Interrogators lied to Padilla about where he was and threatened to deport him to places, including Guantánamo Bay, where they said his treatment would be even worse. “He was threatened with being cut with a knife and having alcohol poured on the wounds. He was also threatened with imminent execution.... Often he had to endure multiple interrogators who would scream, shake, and otherwise assault Mr. Padilla. Additionally, Mr. Padilla was given drugs against his will, believed to be some form of lysergic acid diethylamide (LSD) or phencyclidine (PCP), to act as a sort of truth serum during his interrogations.”
“Apart from the psychological damage done to Mr. Padilla,” the filing states, “there were numerous health problems brought on by the conditions of his captivity. Mr. Padilla frequently experienced cardiothoracic difficulties while sleeping, or attempting to fall asleep, including a heavy pressure on his chest and an inability to breathe or move his body.
“In one incident Mr. Padilla felt a burning sensation pulsing through his chest. He requested medical care but was given no relief.... The strain brought on by being placed in stress positions caused Mr. Padilla great discomfort and agony. Many times he requested some form of pain relief but was denied by the guards.”
Padilla’s attorneys contend that as a result of this sadistic treatment, their client has been so damaged mentally and emotionally as to complicate their efforts to prepare their case in his behalf. They have been forced to ask that Padilla not be allowed to testify in his own defense.

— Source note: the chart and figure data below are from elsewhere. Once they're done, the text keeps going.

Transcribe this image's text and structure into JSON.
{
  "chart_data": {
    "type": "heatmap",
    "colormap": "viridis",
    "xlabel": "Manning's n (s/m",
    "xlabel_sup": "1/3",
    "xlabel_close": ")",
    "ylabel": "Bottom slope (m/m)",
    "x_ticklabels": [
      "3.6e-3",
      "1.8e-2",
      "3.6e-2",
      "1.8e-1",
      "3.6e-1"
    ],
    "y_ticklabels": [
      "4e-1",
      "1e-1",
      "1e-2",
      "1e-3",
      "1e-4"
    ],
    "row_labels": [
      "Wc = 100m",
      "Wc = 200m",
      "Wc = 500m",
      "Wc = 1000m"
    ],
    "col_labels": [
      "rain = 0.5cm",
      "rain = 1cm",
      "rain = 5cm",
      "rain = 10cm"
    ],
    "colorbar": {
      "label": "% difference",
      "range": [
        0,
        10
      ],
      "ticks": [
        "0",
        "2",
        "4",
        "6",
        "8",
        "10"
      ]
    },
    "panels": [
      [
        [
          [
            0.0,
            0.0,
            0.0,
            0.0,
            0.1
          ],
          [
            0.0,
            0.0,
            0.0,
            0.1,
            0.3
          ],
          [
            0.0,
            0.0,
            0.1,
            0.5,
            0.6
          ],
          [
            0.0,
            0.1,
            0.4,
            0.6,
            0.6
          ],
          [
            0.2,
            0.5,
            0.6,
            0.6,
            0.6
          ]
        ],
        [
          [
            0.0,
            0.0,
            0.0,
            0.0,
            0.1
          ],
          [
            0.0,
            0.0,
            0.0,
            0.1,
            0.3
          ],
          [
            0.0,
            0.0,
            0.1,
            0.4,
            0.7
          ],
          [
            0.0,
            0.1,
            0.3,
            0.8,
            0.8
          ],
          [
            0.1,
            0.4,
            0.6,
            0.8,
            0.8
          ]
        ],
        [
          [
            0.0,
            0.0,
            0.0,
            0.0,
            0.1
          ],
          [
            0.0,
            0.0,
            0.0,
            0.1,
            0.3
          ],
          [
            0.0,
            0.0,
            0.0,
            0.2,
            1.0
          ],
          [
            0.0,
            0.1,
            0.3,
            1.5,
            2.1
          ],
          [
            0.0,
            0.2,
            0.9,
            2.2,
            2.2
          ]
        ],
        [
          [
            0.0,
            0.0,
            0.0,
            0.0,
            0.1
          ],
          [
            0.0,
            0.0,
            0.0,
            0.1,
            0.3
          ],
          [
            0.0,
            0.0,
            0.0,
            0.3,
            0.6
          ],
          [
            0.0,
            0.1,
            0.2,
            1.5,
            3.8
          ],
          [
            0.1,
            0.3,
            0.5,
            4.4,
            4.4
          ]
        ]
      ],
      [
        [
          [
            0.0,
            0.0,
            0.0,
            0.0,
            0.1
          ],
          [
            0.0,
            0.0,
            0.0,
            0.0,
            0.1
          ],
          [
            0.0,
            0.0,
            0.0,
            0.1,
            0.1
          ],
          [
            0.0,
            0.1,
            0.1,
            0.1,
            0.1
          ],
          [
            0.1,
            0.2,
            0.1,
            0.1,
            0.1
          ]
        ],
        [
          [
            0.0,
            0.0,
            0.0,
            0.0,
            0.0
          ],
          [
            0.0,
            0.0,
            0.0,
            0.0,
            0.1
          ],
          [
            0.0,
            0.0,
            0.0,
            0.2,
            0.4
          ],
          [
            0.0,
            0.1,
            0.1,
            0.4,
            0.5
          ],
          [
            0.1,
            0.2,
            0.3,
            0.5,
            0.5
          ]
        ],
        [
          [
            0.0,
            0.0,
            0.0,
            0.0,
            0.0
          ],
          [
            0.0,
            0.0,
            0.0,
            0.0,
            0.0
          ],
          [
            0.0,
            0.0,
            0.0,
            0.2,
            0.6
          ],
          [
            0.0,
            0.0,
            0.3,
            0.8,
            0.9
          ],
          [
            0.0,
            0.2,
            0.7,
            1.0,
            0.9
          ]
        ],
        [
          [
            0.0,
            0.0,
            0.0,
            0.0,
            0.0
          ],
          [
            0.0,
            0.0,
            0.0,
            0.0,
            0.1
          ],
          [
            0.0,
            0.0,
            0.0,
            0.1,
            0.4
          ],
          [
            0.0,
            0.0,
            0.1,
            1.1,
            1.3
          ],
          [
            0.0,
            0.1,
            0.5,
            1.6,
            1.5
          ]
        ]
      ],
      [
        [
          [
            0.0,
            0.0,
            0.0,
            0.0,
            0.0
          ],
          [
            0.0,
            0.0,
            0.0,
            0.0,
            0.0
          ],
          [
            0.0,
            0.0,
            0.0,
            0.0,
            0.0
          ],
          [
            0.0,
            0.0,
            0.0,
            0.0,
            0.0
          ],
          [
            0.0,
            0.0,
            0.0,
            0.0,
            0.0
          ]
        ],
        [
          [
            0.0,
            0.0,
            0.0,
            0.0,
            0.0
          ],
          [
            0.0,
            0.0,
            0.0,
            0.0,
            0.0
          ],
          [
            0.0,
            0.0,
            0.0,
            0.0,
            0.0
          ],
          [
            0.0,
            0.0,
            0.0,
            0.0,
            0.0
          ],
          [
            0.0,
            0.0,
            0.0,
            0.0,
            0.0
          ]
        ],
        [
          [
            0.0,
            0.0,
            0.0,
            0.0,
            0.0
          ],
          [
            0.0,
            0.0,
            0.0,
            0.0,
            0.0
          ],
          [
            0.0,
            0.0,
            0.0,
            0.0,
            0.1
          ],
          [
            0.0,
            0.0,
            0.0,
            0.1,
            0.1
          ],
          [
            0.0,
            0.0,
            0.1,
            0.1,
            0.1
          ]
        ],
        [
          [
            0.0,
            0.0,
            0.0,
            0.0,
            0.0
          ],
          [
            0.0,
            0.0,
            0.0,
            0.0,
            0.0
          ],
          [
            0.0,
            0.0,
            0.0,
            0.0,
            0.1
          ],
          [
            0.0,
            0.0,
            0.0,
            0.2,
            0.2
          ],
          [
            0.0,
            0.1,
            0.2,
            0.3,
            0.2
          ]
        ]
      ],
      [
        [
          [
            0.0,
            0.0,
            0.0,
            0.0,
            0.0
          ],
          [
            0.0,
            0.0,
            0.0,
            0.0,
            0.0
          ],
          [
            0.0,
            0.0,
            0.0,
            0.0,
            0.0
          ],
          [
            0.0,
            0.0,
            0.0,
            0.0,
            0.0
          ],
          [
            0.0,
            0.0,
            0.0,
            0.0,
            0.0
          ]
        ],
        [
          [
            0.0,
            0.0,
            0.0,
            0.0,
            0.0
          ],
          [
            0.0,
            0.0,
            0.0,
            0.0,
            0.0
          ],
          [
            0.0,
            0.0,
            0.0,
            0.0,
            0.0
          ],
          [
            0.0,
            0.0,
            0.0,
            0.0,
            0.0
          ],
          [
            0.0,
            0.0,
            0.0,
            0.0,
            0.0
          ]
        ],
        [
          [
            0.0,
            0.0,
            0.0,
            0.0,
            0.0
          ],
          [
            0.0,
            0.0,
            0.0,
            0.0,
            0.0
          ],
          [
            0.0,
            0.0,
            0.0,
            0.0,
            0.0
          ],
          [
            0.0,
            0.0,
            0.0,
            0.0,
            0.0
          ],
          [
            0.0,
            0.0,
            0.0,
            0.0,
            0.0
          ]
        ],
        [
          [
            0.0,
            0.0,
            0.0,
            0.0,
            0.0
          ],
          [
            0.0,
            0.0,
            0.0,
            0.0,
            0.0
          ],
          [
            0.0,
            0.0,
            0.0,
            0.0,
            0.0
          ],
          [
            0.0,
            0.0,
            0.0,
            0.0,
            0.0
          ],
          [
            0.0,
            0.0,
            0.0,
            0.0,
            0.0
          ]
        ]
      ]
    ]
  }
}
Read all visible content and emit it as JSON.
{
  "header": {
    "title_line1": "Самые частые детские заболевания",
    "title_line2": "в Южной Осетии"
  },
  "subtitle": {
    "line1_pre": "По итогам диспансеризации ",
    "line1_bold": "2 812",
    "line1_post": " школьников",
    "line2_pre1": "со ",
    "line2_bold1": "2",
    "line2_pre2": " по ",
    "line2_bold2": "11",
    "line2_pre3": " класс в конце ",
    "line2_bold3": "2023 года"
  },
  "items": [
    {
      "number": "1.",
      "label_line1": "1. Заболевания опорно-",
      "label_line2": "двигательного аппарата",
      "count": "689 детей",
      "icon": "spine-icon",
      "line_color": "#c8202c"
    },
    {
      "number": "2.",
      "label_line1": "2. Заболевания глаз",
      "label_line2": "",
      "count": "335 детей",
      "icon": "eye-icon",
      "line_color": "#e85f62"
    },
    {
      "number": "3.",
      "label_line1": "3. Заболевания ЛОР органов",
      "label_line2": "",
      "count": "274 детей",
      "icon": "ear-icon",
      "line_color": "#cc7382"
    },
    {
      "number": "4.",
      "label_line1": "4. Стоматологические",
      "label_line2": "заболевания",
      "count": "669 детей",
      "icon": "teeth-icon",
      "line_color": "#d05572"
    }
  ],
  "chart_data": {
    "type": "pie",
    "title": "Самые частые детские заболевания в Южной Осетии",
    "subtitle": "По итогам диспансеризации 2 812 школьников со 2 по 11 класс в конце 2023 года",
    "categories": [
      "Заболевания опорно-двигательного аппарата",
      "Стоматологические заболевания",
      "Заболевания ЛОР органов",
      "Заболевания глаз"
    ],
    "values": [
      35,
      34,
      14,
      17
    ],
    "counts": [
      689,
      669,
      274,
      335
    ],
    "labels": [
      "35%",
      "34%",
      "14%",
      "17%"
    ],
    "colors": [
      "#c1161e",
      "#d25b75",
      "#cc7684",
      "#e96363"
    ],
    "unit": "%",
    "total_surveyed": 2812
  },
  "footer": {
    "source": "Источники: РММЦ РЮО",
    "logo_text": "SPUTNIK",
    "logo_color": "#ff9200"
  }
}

The attorneys report that Padilla is passive, friendly and likes to hear how the Chicago Bears football team is doing, but when they bring up questions relating to the charges against him, the Naval brig where he was held, or the interrogations to which he was subjected, he begins to twitch and contort his manacled body, and is unable to answer.
“Mr. Padilla remains unsure if I and the other attorneys working on his case are actually his attorneys or another component of the government’s interrogation scheme,” public defender Andrew G. Patel, who has represented Padilla since the beginning of his incarceration, recently told the New York Times.